Dozens of participants used computer keys to navigate through a virtual reality environment presented on a TV screen. The virtual world contained 55 rooms, some large, some small. Small rooms contained one table; large rooms contained two: one at each end. When participants first encountered a table, there was an object on it that they picked up (once carried, objects could no longer be seen). At the next table, they deposited the object they were carrying at one end and picked up a new object at the other. And on the participants went. Frequent tests of memory came either on entering a new room through an open doorway, or after crossing halfway through a large room. An object was named on-screen and the participants had to recall if it was either the object they were currently carrying or the one they’d just set down.

The key finding is that memory performance was poorer after travelling through an open doorway, compared with covering the same distance within the same room. “Walking through doorways serves as an event boundary, thereby initiating the updating of one’s event model [i.e. the creation of a new episode in memory]” the researchers said.

But what if this result was only found because of the simplistic virtual reality environment?
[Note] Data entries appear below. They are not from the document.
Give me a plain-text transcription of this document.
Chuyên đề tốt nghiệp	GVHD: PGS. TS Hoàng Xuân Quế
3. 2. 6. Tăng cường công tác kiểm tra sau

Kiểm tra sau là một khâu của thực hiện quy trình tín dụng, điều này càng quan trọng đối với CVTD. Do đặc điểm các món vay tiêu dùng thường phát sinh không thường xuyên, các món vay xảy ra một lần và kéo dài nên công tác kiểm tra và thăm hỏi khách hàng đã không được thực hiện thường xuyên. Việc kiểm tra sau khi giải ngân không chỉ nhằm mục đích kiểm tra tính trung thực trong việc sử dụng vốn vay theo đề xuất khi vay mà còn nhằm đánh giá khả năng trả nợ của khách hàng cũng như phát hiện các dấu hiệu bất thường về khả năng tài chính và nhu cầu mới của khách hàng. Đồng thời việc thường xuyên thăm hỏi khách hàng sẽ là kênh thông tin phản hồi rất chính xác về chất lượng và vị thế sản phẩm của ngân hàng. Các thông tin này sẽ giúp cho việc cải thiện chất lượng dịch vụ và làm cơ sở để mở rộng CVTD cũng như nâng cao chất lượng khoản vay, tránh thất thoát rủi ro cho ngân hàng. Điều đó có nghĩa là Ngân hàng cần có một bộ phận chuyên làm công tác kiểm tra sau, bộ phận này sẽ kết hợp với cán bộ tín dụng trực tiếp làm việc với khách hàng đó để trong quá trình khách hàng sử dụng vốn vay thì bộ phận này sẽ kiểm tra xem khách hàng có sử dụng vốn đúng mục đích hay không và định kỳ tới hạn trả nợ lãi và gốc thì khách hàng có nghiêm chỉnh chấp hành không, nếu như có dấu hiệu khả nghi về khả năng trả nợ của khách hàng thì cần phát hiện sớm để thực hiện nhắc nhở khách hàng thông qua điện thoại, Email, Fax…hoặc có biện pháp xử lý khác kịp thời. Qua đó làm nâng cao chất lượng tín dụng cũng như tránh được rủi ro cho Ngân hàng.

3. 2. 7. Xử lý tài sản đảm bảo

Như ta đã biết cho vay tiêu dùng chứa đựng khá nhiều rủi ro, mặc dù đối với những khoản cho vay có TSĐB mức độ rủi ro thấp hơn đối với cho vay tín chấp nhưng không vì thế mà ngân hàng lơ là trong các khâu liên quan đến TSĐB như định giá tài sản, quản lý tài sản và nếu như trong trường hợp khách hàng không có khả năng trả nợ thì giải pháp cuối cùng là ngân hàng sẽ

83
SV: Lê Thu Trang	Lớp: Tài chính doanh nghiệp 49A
In a second study, Radvansky and his collaborators created a real-life network of rooms with tables and objects. Participants passed through this real environment picking up and depositing objects as they went, and again their memory was tested occasionally for what they were carrying (hidden from view in a box) or had most recently deposited. The effect of doorways was replicated. Participants were more likely to make memory errors after they’d passed through a doorway than after they’d travelled the same distance in a single room.

Another interpretation of the findings is that they have nothing to do with the boundary effect of a doorway, but more to do with the memory enhancing effect of context (the basic idea being that we find it easier to recall memories in the context that we first stored them). By this account, memory is superior when participants remain in the same room because that room is the same place that their memory for the objects was first encoded.

The full paper is here. I am not entirely convinced the effect is causal, but I certainly believe there is a relationship between the walking through a doorway and forgetting. In fact, one of the superstitions that I’ve heard since childhood is that if I have forgotten something, I should turn around and return to the place where I last remembered it. That often involved passing from one room to another via a doorway.